Han pasado casi 35 años cuando un día recibí una llamada inesperada. Se trataba de Raquel. Me dio mucha alegría oír de nuevo su voz, después de tanto tiempo. Quería verme para hablar conmigo y recordar aquellas intensas conversaciones sobre vida cristiana. Me comentó que no había tenido suerte en su matrimonio y terminó separándose. Su hijo mayor vivía su mundo en California y ella con su hija Rosalía que había decidido ingresar en un convento, volvieron a casa de su padre, viudo y jubilado, para vivir con él.

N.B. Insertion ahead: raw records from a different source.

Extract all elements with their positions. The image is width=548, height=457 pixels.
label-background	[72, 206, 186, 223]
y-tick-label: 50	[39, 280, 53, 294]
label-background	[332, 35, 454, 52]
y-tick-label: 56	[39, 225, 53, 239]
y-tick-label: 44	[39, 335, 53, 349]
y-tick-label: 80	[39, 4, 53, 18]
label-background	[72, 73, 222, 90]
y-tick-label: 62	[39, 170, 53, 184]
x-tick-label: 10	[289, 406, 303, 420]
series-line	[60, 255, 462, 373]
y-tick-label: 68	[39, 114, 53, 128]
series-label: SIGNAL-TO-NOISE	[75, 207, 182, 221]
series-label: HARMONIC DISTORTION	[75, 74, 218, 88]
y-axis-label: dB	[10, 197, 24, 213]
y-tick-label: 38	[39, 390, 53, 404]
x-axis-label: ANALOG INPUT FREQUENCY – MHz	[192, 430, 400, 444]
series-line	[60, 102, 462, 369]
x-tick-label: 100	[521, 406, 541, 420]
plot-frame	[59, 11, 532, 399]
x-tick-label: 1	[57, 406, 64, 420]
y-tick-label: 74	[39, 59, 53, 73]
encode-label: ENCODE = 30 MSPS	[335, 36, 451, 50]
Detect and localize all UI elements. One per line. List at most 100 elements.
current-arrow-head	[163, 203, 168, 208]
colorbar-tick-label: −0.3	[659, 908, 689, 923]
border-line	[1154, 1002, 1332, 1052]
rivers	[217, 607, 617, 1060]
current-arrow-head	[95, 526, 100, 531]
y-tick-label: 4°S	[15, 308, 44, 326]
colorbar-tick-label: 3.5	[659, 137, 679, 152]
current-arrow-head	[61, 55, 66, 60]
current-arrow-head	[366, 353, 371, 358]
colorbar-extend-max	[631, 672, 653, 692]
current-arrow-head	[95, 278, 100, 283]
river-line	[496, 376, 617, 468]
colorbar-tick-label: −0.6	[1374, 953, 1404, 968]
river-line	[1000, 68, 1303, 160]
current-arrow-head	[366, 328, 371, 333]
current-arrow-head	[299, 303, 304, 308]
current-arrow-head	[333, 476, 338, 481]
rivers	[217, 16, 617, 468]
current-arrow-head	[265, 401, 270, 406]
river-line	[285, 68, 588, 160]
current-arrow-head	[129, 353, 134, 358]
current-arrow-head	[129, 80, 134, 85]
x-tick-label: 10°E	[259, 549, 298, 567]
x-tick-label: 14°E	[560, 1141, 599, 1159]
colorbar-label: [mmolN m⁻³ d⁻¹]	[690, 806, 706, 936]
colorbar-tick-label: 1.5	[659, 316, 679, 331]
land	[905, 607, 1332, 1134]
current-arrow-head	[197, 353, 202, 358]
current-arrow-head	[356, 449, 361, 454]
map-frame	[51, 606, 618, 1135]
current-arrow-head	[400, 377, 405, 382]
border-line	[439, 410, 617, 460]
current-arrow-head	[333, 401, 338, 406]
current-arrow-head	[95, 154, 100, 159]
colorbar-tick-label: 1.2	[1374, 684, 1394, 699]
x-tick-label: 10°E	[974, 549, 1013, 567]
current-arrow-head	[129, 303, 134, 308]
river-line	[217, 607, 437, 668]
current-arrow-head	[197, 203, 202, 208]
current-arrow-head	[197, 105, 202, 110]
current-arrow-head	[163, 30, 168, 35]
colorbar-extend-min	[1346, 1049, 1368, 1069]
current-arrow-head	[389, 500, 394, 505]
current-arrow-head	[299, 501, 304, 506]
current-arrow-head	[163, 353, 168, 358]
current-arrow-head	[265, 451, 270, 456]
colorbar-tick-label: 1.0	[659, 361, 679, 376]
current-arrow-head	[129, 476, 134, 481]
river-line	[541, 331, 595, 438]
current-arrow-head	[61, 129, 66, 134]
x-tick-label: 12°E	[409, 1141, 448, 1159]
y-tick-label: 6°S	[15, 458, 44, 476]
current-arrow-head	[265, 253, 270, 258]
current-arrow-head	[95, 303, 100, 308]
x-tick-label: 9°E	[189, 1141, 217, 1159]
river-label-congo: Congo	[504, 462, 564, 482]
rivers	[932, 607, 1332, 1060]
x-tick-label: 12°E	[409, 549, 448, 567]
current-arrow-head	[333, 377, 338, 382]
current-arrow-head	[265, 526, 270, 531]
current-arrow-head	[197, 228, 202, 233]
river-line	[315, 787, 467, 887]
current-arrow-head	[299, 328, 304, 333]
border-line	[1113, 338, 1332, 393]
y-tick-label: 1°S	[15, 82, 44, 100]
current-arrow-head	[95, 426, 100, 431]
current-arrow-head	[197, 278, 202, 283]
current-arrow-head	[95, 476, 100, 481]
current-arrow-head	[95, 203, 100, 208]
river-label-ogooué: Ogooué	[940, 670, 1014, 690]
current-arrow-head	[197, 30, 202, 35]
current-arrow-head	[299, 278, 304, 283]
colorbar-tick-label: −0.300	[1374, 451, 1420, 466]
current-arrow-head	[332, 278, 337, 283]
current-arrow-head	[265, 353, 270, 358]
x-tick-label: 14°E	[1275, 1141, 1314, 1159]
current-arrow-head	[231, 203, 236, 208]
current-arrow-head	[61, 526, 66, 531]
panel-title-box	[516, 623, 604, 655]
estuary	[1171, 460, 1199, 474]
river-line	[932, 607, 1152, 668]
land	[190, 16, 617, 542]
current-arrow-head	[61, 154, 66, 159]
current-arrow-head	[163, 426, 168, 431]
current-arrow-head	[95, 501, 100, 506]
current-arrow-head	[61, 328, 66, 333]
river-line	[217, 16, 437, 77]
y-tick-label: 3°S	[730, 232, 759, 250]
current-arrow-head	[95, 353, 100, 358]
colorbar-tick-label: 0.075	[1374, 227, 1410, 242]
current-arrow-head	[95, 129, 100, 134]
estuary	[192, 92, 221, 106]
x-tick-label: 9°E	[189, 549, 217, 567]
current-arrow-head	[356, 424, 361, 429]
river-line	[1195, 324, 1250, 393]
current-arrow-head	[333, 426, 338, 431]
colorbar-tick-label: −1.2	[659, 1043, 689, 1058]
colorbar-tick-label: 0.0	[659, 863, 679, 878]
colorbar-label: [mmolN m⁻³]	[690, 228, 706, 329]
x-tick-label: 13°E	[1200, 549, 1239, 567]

Recorríamos el camino que separa la casa de su padre del convento de Santa Clara, y me preguntaba como Rosalía, una chica joven, alegre y bella, había sentido la llamada de Dios para entregar su vida a la frialdad de la clausura. Que fuerza le impulsaba a comprender que le necesitaba en el interior de un convento, rompiendo con todo lo vivido hasta ese momento, cuando a El, se le puede servir en cualquier lugar.
Recuerdo que era el primer jueves de mes, día en que según Raquel, tenía asignado la familia para poder visitar personalmente a Rosalía. La encontramos esperándonos en una pequeña sala. Madre e hija se fundieron en un fuerte abrazo, mientras yo esperaba. Le ofrecí mi mano al saludarla y ella besó mi mejilla con dulzura. Creo recordar que sin saber porqué, se me escaparon algunas tímidas lágrimas, al ver su cara angelical que denotaba una felicidad muy especial. Raquel apretaba fuertemente la mano de su hija mientras conversaban. Sabes mamá, que para mí, esto no es un refugio, no es una huida del mundo, sino para amar al mundo y a Dios. Estoy feliz, contenta e ilusionada. Aquí me encuentro más cerca de Dios y noto su presencia a diario en cualquier lugar o circunstancia. Rezamos por todos los que están fuera. Por los que llevan en el corazón al demonio y no se dan cuenta. Por los que mueren en las carreteras, en atentados, en catástrofes, en abortos provocados. Pedimos por los matrimonios separados. Por los hijos abandonados. En fin mamá, rezamos por todos los que no conocen o no se acuerdan de Dios.
Sonó una campanilla indicándonos que el tiempo de visita se había consumado. Antes de nuestra despedida Rosalía nos dejó una última reflexión: Las tristezas y el sufrimiento forman parte de la vida. Unas vienen por nosotros y otras por los demás. Procurar no perder la esperanza y la alegría. A veces la vida os presentará su cara amarga, que debéis aceptar No olvidéis que navegamos entre rosas y espinas, entre dolores y alegrías. Tener presencia de Dios y os ayudará.
La puerta se cerró tras de nosotros. En el camino de regreso a casa de Raquel, apenas pudimos articular palabra. Solo nos quedaba la imagen de un alma conquistada por Dios.